For his part, Sloan says he would support additional bond referendums. But Commissioner Amanda Edwards says she wants to ensure that the county has tangible success to show voters before seeking another referendum in 2026. She’s also focused on extending water and sewer infrastructure to more rural parts of the county, where people typically rely on wells and septic tanks, in hopes of encouraging developers to build more homes in those areas. That, she says, would increase the overall housing stock and perhaps help bring prices down.

In addition, the county is in the early stages of establishing developments with an affordable housing component on county-owned land on Ferry Road in South Asheville and on Coxe Avenue downtown. Those projects aren’t far enough along yet to be counted toward the county’s overall goals, but Newman, Sloan and Edwards all say they’re excited about their potential.

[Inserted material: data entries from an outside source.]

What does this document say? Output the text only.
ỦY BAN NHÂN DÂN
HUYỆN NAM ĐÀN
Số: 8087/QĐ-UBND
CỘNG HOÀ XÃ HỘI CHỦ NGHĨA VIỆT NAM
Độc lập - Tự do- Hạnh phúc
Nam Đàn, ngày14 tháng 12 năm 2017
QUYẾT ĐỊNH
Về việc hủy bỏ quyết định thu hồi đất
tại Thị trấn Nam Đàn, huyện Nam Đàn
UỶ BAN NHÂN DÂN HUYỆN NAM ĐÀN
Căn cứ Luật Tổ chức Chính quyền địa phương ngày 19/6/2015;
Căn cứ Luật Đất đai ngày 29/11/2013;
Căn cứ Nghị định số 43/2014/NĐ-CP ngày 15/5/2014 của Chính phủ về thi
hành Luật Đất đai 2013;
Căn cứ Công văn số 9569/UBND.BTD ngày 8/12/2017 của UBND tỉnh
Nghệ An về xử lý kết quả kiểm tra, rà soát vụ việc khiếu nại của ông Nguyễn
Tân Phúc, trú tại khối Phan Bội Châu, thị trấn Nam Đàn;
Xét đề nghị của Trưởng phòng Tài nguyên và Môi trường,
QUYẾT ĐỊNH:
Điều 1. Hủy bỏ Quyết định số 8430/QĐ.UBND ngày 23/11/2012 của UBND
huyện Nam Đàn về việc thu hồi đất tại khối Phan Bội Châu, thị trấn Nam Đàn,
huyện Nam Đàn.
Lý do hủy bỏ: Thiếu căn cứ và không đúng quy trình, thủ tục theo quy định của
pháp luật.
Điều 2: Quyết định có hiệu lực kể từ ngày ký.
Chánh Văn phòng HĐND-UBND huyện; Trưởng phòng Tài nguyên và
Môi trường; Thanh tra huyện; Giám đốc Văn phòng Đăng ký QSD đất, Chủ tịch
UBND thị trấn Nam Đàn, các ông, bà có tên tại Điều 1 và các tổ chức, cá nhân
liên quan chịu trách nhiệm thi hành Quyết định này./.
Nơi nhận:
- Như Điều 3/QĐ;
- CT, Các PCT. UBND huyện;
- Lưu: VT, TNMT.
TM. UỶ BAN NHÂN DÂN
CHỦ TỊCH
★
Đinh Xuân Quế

In the meantime, though, the problem remains palpable for most county residents of modest means. Justice, the single mom who’s finally feeling stable in her Swannanoa apartment, says the hardest part of her journey was watching her teenage son cope with the embarrassment of coming home to a hotel for three months before she was approved for the income-based housing.

“You’re used to providing your children with their own home, their own room, their own fenced-in yard. And when you go from that to where I was, it’s tough,” she says. “I could see the look in his eyes, like … we deserve better than this.”